Paper in IMWUT 2022 on “Assessing the State of Self-Supervised Human Activity Recognition using Wearables”

The emergence of self-supervised learning in the field of wearables-based human activity recognition (HAR) has opened up opportunities to tackle the most pressing challenges in the field, namely to exploit unlabeled data to derive reliable recognition systems for scenarios where only small amounts of labeled training samples can be collected. As such, self-supervision, i.e., the paradigm of ‘pretrain-then-finetune’ has the potential to become a strong alternative to the predominant end-to-end training approaches, let alone hand-crafted features for the classic activity recognition chain. Recently a number of contributions have been made that introduced self-supervised learning into the field of HAR, including, Multi-task self-supervision, Masked Reconstruction, CPC, and SimCLR, to name but a few. With the initial success of these methods, the time has come for a systematic inventory and analysis of the potential self-supervised learning has for the field. This paper provides exactly that. We assess the progress of self-supervised HAR research by introducing a framework that performs a multi-faceted exploration of model performance. We organize the framework into three dimensions, each containing three constituent criteria, such that each dimension captures specific aspects of performance, including the robustness to differing source and target conditions, the influence of dataset characteristics, and the feature space characteristics. We utilize this framework to assess seven state-of-the-art self-supervised methods for HAR, leading to the formulation of insights into the properties of these techniques and to establish their value towards learning representations for diverse scenarios.

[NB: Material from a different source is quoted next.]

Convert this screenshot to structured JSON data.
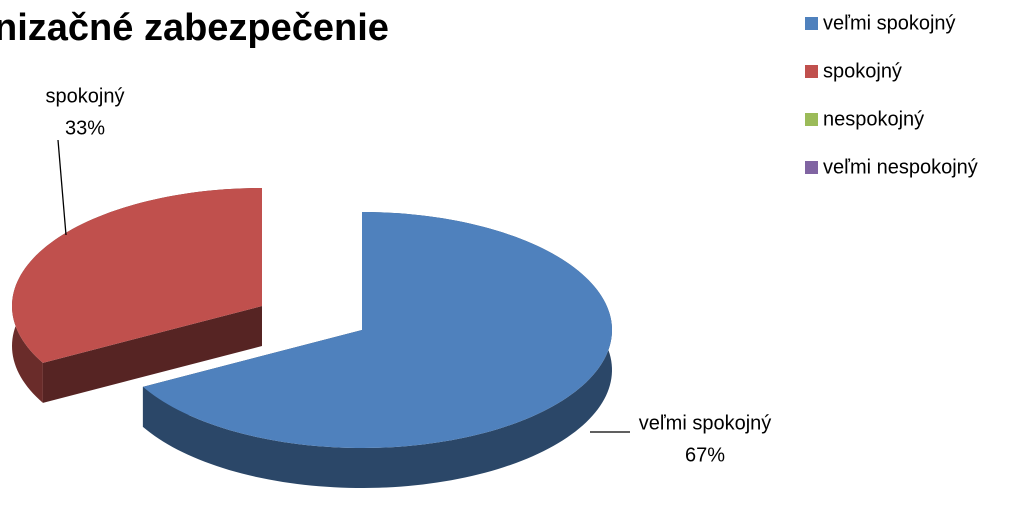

Paper in ACM CHI 2021 on “Automatic Generation of Two-Level Hierarchical Tutorials from Instructional Makeup Videos”

We present a multi-modal approach for automatically generating hierarchical tutorials from instructional makeup videos. Our approach is inspired by prior research in cognitive psychology, which suggests that people mentally segment procedural tasks into event hierarchies, where coarse-grained events focus on objects while fine-grained events focus on actions. In the instructional makeup domain, we find that objects correspond to facial parts while fine-grained steps correspond to actions on those facial parts. Given an input instructional makeup video, we apply a set of heuristics that combine computer vision techniques with transcript text analysis to automatically identify the fine-level action steps and group these steps by facial part to form the coarse-level events. We provide a voice-enabled, mixed-media UI to visualize the resulting hierarchy and allow users to efficiently navigate the tutorial (e.g., skip ahead, return to previous steps) at their own pace. Users can navigate the hierarchy at both the facial-part and action-step levels using click-based interactions and voice commands. We demonstrate the effectiveness of segmentation algorithms and the resulting mixed-media UI on a variety of input makeup videos. A user study shows that users prefer following instructional makeup videos in our mixed-media format to the standard video UI and that they find our format much easier to navigate.